Замыслы его были огромны. Прага, эта колыбель гуситов, должна возглавить новое освободительное движение. Он торопил переводчика. Своему «Воззванию» он придавал большое значение. Но обнародовать его не удалось.
Слухи о том, что власти намерены арестовать «еретиков немцев», оправдались самым неожиданным образом. Мюнцер и Штюбнер были в своей комнатушке, когда услышали внизу громкие голоса. Возмущался хозяин: его не выпускали на улицу. Приказ был строг: чтоб ни одна душа не выходила из дому. Четыре стражника стояли в дверях.
Раздумывать не приходилось. Внизу, у единственного выхода, — стражники, высоко над мощеным двором — маленькое окошко, рядом — почти гладкая стена и безумно крутая крыша с предательски ветхой черепицей.
Мюнцер запихнул в дорожный мешок все свои рукописи.
Ночи в конце ноября в Праге темны и дождливы, Ветер гасит фонари. Стража клянет судьбу и непогоду.
Глава седьмая
«ЛЕТО УЖЕ НА ПОРОГЕ!»
Уютная вартбургская обитель не вернула Лютеру покоя. То, чего он боялся, началось. Отовсюду шли слухи о брожениях. Люди слишком склонны плотски воспринимать даже самые возвышенные мысли.

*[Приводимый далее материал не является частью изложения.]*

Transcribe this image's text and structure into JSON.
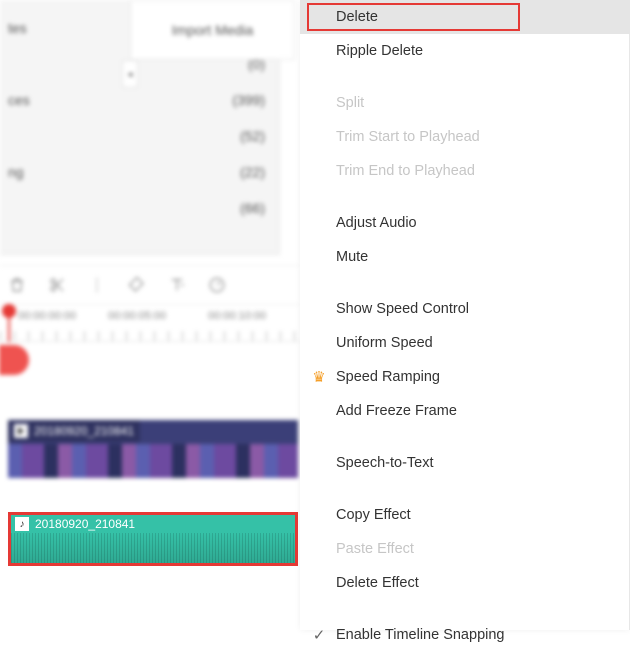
{
  "sidebar": {
    "items": [
      {
        "label": "tes",
        "count": ""
      },
      {
        "label": "",
        "count": "(0)"
      },
      {
        "label": "ces",
        "count": "(399)"
      },
      {
        "label": "",
        "count": "(52)"
      },
      {
        "label": "ng",
        "count": "(22)"
      },
      {
        "label": "",
        "count": "(66)"
      }
    ]
  },
  "import_label": "Import Media",
  "ruler": {
    "t1": "00:00:00:00",
    "t2": "00:00:05:00",
    "t3": "00:00:10:00"
  },
  "video_clip": {
    "name": "20180920_210841"
  },
  "audio_clip": {
    "name": "20180920_210841"
  },
  "context_menu": {
    "delete": "Delete",
    "ripple_delete": "Ripple Delete",
    "split": "Split",
    "trim_start": "Trim Start to Playhead",
    "trim_end": "Trim End to Playhead",
    "adjust_audio": "Adjust Audio",
    "mute": "Mute",
    "show_speed": "Show Speed Control",
    "uniform_speed": "Uniform Speed",
    "speed_ramping": "Speed Ramping",
    "freeze_frame": "Add Freeze Frame",
    "stt": "Speech-to-Text",
    "copy_effect": "Copy Effect",
    "paste_effect": "Paste Effect",
    "delete_effect": "Delete Effect",
    "snapping": "Enable Timeline Snapping"
  }
}
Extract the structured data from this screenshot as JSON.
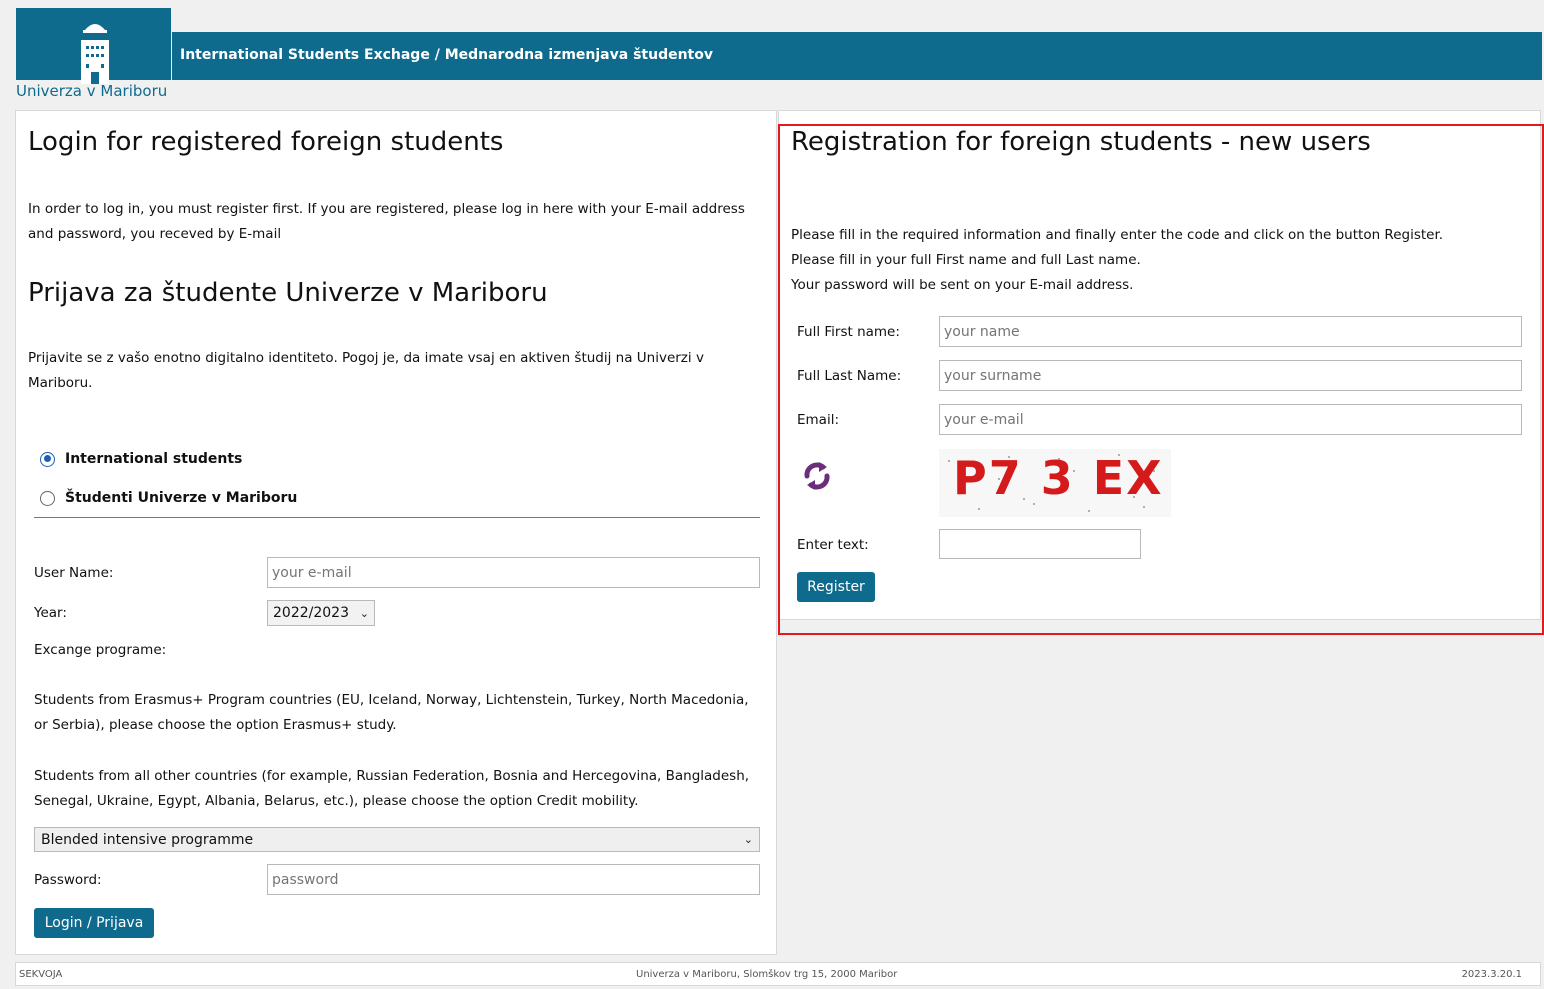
{
  "header": {
    "title": "International Students Exchage / Mednarodna izmenjava študentov",
    "university": "Univerza v Mariboru",
    "brand_color": "#0f6b8e"
  },
  "login": {
    "heading": "Login for registered foreign students",
    "intro_line1": "In order to log in, you must register first. If you are registered, please log in here with your E-mail address",
    "intro_line2": "and password, you receved by E-mail",
    "um_heading": "Prijava za študente Univerze v Mariboru",
    "um_line1": "Prijavite se z vašo enotno digitalno identiteto. Pogoj je, da imate vsaj en aktiven študij na Univerzi v",
    "um_line2": "Mariboru.",
    "radio_international": "International students",
    "radio_um": "Študenti Univerze v Mariboru",
    "username_label": "User Name:",
    "username_placeholder": "your e-mail",
    "year_label": "Year:",
    "year_value": "2022/2023",
    "program_label": "Excange programe:",
    "erasmus_line1": "Students from Erasmus+ Program countries (EU, Iceland, Norway, Lichtenstein, Turkey, North Macedonia,",
    "erasmus_line2": "or Serbia), please choose the option Erasmus+ study.",
    "other_line1": "Students from all other countries (for example, Russian Federation, Bosnia and Hercegovina, Bangladesh,",
    "other_line2": "Senegal, Ukraine, Egypt, Albania, Belarus, etc.), please choose the option Credit mobility.",
    "program_value": "Blended intensive programme",
    "password_label": "Password:",
    "password_placeholder": "password",
    "login_button": "Login / Prijava"
  },
  "registration": {
    "heading": "Registration for foreign students - new users",
    "info_line1": "Please fill in the required information and finally enter the code and click on the button Register.",
    "info_line2": "Please fill in your full First name and full Last name.",
    "info_line3": "Your password will be sent on your E-mail address.",
    "first_label": "Full First name:",
    "first_placeholder": "your name",
    "last_label": "Full Last Name:",
    "last_placeholder": "your surname",
    "email_label": "Email:",
    "email_placeholder": "your e-mail",
    "captcha_text": "P7 3 EX",
    "enter_text_label": "Enter text:",
    "register_button": "Register"
  },
  "footer": {
    "left": "SEKVOJA",
    "center": "Univerza v Mariboru, Slomškov trg 15, 2000 Maribor",
    "right": "2023.3.20.1"
  }
}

Они не довольствуются светом христианской истины, а требуют решительных перемен. Подмастерья хватаются за алебарды. На улицах вдогонку клирикам летят улюлюканья и комья навоза. Народ собирается на тайные сходки. И не только в Цвиккау. Одни зарятся на богатые церковные угодья, хотят уничтожить монастыри, а другие не забывают показать и на замки господ.
Ему неприятно вспоминать недавние события. Даже в Виттенберге, этой цитадели благоразумия, не обошлось без крайностей. Горластые студенты вломились в монастырь и разбили алтарь: лучше, мол, употребить строительный материал для возведения виселицы и лобного места. В сто крат почетней быть палачом, чем треклятым папистом! Под плащами школяров были обнаженные кинжалы.
Давно уже Лютера мучила мысль, что начатое им движение помимо его воли превратится во всеобщий мятеж. Теперь, в декабре 1521 года, он особенно ясно это понял. Разгневанный народ, поднявшись, не захочет остановиться на полдороге. Что преградит путь лавине, если она уже тронулась? Дух мятежа надо подавить в самом зародыше. Он отложил в сторону рукописи переводов и взялся за перо. Новую свою работу он считал очень важной. Она называлась «Верное предостережение всем христианам беречься мятежа и возмущения».